Drain's greatest vindication came in 2019, when after years of thankless touring they finally made it to Sound & Fury. "People were just as excited about us being on that fest as we were. We were seeing kids that booked us in Tennessee or in Iowa, and they were like, 'I booked these guys four years ago. They stayed with me at my parents' house, and now they're playing this fest!' We were the band for the underdogs and the outcasts, and now we were all in the same room, and we made enough noise amongst ourselves that even the cool kids were like, 'Damn, maybe this band is pretty cool.'" A half hour after that set, Revelation Records approached them about releasing California Cursed. "That one show single-handedly shifted the course of what at least the next five to 10 years of my life was gonna be like."
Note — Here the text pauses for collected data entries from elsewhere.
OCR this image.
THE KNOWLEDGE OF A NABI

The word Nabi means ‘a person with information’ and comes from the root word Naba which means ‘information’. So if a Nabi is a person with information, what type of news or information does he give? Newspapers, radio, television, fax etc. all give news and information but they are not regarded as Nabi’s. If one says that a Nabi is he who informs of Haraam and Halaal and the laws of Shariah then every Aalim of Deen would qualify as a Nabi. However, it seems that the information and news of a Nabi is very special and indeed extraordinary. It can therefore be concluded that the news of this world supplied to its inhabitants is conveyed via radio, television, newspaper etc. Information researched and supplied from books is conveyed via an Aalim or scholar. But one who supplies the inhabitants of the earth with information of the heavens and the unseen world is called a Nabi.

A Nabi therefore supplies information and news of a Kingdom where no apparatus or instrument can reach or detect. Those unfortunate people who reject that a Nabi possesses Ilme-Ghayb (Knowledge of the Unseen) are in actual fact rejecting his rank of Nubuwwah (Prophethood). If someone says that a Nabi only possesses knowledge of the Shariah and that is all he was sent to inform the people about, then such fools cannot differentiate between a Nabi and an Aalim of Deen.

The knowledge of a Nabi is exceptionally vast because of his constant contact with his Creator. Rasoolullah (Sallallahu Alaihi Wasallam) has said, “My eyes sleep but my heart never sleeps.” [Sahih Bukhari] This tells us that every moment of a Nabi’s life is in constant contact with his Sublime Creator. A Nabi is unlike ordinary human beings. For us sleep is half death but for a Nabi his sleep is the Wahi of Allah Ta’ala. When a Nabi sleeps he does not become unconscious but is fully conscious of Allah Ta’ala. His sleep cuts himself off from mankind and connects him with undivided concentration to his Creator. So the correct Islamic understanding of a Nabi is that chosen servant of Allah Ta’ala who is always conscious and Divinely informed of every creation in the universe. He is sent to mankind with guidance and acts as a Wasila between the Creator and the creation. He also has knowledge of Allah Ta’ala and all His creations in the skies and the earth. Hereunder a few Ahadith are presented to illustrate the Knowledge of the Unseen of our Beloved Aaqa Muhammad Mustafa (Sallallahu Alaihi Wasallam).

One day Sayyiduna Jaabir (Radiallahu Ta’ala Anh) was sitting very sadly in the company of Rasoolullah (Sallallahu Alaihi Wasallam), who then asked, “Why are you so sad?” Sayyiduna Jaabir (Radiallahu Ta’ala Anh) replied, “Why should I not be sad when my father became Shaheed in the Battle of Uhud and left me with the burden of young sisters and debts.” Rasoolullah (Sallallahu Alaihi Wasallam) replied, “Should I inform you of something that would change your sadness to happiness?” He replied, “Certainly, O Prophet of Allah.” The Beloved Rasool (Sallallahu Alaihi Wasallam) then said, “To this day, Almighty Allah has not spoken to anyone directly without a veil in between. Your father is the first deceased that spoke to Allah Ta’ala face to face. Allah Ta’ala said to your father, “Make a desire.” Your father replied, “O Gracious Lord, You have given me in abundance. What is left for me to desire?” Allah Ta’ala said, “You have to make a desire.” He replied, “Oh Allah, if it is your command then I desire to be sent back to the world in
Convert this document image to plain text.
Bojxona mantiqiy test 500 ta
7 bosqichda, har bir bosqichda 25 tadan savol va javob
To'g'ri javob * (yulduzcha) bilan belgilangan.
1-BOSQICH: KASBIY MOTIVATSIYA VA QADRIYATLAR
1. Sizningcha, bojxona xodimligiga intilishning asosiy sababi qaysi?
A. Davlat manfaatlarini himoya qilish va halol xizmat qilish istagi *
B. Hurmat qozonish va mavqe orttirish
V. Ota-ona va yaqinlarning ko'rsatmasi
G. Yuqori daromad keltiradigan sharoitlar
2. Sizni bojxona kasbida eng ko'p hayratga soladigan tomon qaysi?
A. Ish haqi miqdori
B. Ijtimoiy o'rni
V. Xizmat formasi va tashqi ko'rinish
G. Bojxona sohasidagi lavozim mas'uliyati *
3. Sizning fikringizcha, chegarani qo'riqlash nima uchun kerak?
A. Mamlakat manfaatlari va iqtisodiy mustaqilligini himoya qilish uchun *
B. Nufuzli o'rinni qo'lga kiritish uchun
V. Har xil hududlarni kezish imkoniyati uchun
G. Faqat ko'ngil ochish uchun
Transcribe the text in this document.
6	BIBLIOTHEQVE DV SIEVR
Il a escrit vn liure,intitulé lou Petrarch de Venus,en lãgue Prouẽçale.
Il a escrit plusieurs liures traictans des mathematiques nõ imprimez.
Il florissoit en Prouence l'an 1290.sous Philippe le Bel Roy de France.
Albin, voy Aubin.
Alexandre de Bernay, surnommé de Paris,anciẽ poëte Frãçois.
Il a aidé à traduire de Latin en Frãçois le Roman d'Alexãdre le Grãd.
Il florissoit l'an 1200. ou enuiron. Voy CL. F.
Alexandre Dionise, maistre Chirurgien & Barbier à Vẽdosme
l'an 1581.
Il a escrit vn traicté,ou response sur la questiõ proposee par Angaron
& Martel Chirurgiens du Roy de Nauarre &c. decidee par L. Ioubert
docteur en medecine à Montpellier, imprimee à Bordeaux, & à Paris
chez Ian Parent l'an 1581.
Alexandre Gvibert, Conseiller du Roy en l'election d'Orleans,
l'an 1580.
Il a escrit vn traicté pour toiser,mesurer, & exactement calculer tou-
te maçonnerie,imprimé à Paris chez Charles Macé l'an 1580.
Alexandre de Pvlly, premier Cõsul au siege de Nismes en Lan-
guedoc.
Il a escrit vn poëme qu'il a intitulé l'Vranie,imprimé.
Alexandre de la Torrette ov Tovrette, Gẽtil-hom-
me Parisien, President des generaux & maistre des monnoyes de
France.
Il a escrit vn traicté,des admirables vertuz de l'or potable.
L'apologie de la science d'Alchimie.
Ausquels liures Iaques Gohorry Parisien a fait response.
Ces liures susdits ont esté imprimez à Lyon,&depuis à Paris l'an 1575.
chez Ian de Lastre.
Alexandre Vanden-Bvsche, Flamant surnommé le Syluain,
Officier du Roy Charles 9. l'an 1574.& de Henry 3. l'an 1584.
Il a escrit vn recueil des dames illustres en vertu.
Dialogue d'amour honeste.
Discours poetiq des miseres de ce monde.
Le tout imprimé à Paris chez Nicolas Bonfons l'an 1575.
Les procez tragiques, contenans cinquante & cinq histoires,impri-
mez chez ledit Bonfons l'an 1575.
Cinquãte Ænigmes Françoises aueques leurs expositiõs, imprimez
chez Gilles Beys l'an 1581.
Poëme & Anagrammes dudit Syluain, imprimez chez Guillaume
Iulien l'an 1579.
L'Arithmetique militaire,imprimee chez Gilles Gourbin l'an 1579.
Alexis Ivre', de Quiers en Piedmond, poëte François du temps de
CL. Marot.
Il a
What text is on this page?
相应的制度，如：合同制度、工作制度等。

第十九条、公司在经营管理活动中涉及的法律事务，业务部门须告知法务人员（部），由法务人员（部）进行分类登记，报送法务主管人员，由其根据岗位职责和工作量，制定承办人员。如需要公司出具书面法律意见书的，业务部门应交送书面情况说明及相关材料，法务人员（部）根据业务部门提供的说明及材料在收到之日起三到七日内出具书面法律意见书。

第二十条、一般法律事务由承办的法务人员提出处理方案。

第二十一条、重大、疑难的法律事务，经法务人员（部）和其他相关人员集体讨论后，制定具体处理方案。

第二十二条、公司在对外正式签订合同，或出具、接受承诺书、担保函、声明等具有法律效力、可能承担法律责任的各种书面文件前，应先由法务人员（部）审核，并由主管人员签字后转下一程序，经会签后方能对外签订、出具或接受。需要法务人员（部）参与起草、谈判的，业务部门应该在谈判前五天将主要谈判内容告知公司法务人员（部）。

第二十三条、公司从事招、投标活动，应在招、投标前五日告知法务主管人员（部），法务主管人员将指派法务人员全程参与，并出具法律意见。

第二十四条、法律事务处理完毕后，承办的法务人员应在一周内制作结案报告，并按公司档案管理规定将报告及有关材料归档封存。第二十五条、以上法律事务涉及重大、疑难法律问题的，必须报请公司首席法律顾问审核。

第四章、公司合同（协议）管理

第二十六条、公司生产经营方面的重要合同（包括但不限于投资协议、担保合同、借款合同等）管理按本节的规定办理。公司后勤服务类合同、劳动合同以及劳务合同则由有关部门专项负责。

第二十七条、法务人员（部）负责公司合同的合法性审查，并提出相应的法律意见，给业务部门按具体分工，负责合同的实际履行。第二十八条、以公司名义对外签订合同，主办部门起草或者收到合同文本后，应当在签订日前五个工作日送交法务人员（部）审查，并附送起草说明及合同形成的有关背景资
In 2021, the band broke their pandemic hiatus with the instantly legendary Real Bay Shit show — an enormous and completely DIY affair featuring Drain and fellow NorCal bands Gulch, Scowl and Sunami — where they finally unleashed the furious potential that California Cursed had promised over a year before. They're now hard at work on their new album, which Ciaramitaro promises will be "really fucking pissed off." They've blown past their initial wildest dreams, but for Drain there's still no end in sight. "I'm on this never-ending quest to prove something to myself — I don't even know what it is, and I don't know whether I'll ever be satisfied. I hope not."

Reflecting on almost eight years of blood, sweat and tears, Ciaramitaro sums up what makes Drain a true DIY hardcore success story. "We didn't have anybody that showed us the ropes. We learned from our own mistakes. But that's why we're [still] here. We're built to last. We've been around when no one cared, and we're around now that people do care, and we'll probably be around when people don't care anymore.

"If we can make a name for ourselves when we had everything stacked against us, then you can do whatever it is that you wanna do. Let us be living proof."